La condamnation de Nicolas Sarkozy à 5 ans de prison ferme pour association de malfaiteurs, assortie d’un mandat de dépôt avec exécution provisoire, dans le procès du financement libyen de sa campagne présidentielle de 2007, va envoyer l’ancien Président tout droit en prison. Face à ce coup de tonnerre, plusieurs personnalités politiques de droite, comme le sénateur LR Stéphane Le Rudulier, demandent à Emmanuel Macron une grâce présidentielle.
Rappelons que depuis son élection en 2017, Emmanuel Macron a entretenu de bonnes relations avec Nicolas Sarkozy, le consultant et le voyant de manière répétée, avant que leur relation ne se semble se refroidir, depuis que l’ancien chef de l’Etat a vu sa Légion d’honneur retirée, après sa condamnation dans l’affaire des écoutes.
Sur la totalité ou une partie de la peine
Cette fois, pas de bracelet électronique comme dans cette précédente affaire. S’il veut échapper à l’incarcération, il devra compter sur la grâce présidentielle. Comment ce pouvoir très spécial, octroyé au président de la République, fonctionne-t-il ? Héritage du droit romain et de droit monarchique, c’est aujourd’hui l’article 17 de la Constitution de 1958 qui donne au Président ce pouvoir. Un article très court, qui dit : « Le président de la République a le droit de faire grâce à titre individuel ». Il lui permet de décider de dispenser une personne condamnée d’exécuter sa peine. Cette grâce s’applique soit pour la totalité de la peine, soit pour une partie.
A noter, qu’il ne faut pas confondre la grâce, émanant donc d’une décision du Président, de l’amnistie, qui est un acte législatif relevant de la compétence du Parlement.
Pour bénéficier de la grâce, la personne doit être condamnée à une peine d’emprisonnement ou à une peine d’amende. La grâce ne porte que sur les sanctions pénales, et non civiles et administratives. L’ancien chef de l’Etat peut donc en bénéficier.

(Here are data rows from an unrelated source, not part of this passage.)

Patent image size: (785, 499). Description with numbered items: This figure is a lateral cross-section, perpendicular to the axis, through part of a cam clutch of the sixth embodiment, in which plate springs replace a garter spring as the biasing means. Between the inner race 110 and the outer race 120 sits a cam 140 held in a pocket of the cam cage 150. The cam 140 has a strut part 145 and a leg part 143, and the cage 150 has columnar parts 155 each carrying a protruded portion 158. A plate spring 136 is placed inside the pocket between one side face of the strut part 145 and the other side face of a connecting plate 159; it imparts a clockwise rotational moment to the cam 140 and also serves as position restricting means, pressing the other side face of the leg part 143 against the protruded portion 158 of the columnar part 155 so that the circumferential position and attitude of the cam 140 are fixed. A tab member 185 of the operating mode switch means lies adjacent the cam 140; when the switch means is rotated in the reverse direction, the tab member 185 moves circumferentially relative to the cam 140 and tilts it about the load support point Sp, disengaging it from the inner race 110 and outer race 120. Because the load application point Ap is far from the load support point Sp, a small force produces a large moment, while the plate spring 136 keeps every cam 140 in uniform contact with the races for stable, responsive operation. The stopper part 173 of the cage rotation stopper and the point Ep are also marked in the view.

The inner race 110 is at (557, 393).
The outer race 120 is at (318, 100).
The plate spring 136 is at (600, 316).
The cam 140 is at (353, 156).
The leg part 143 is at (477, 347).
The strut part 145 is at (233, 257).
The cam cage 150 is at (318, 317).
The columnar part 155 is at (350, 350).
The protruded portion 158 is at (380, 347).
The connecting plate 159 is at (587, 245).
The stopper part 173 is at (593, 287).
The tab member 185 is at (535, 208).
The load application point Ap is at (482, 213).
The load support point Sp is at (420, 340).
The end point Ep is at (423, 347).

Pour bénéficier du droit de grâce, la condamnation doit être définitive, ce qui n’est pas le cas pour Nicolas Sarkozy
Mais point important, dans le cas de Nicolas Sarkozy : pour pouvoir bénéficier de la grâce, « la condamnation doit être définitive », selon le site service-public.fr. Or l’ex-Président a annoncé son intention de faire appel. Ce recours ne rend donc pas définitive la décision. Par conséquent, il ne peut encore, pour l’heure, solliciter de grâce présidentielle.
« Aucun texte ne prévoit de condition de condamnation définitive pour l’octroi d’une grâce », précise ce vendredi Anne Ponseille, maître de conférences en droit privé à la faculté de droit et de Science politique de Montpellier, au site Le club des juristes, « mais la doctrine majoritaire s’accorde pour dire qu’il s’agit d’une condition de recevabilité ».
La demande peut être faite par le condamné, un avocat, la famille ou un ami
Techniquement, une demande de grâce présidentielle doit être adressée par écrit à la présidence de la République, par le condamné, un avocat ou même un membre de la famille ou un ami. Le dossier est ensuite étudié par un service du ministère de la justice, la Direction des affaires criminelles et des grâces.
Si le Président accepte de gracier une personne condamnée – il n’est pas obligé de justifier sa décision – un décret de grâce est pris. Il est signé du président de la République et contre signé par le premier ministre et par le ministre de la Justice. Il n’est pas publié au Journal officiel. En cas de grâce, la décision n’efface en revanche pas la condamnation, qui figure toujours au casier judiciaire.
« Si un jour je devais avoir des responsabilités, l’une des premières choses que je ferais, c’est de supprimer le droit de grâce », affirmait Nicolas Sarkozy en 2006
Il faut savoir que le droit de grâce a changé, sous la Ve République. S’il était largement utilisé par Charles de Gaulle ou Georges Pompidou, il est aujourd’hui très rare. Surtout après une révision constitutionnelle de 2008, qui a supprimé la grâce collective, sous la présidence d’un certain… Nicolas Sarkozy. La même année, il gracie, à titre individuel, 27 détenus « exemplaires », dont l’ancien préfet Jean-Charles Marchiani. François Hollande eu recours à la grâce présidentielle à une quarantaine de reprises, selon Libération, et Emmanuel Macron qu’une seule fois, jusqu’à présent.
Mais ce pouvoir aurait pu disparaître. Alors ministre de l’Intérieur, Nicolas Sarkozy, toujours lui, déclarait, le 8 juin 2006 : « Si un jour je devais avoir des responsabilités, l’une des premières choses que je ferais, c’est de supprimer le droit de grâce et l’amnistie ». Il ne l’a finalement pas supprimée. Près de 20 ans après, il pourrait bien en avoir besoin. Mais la décision ne dépend plus de lui.